Saturday, July 5, 2008

Surviving an American Gulag - Deep, Dark Secrets

Just why I want to promote or even sell a book that holds some of my deepest, darkest secrets - things that I thought would be interred with my bones, is beyond my understanding. Still, the army experience of a gay man in 1967 is too important to shut away and be lost. Surviving an American Gulag was originally penned as a play in 2000 - a rather curious drama with moving sets and a limited cast. When I approached the material as a novel, I immediately found that I wasn't telling my own story, but fostering a point of view. The first draft was in the 1st person and began with a harangue against the military and five yards of gays in the military history.
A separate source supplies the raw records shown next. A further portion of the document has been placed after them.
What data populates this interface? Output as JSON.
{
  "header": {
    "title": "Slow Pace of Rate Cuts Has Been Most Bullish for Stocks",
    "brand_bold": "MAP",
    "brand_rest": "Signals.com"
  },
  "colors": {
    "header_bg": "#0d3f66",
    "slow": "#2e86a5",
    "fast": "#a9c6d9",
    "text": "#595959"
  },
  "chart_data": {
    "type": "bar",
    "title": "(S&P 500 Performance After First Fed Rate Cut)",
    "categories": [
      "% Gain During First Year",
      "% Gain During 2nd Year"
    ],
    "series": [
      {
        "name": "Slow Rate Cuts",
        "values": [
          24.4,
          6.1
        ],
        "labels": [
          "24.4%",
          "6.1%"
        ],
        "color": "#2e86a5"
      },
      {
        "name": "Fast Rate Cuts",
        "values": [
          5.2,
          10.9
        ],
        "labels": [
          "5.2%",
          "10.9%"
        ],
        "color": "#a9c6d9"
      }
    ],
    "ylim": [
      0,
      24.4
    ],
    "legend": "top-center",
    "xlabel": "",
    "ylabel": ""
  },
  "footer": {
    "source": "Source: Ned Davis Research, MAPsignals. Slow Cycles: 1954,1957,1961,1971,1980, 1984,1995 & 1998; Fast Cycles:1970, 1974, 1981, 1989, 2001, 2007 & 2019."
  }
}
After several false starts at revision, I decided to get out of the way of my own story, cut the preachy crap and just delve into the deepest pit of recollection. I remembered many more souls - lost ones, and many other incidents. The result was satisfactory to me. So much so, I should have burned it as a catalystic excercise - the kind you expunge to lose weight or to stop bed-wetting. Then I thought about the lack of work revealing just how the military handled its "gay problem," before they opted for that lame don't ask, don't tell business. The publication matter was settled. No matter how poorly you judge me as a person after reading Surviving an American Gulag, the record will stand and no one can ever sweep it under the rug or back to the grave where I had intended it.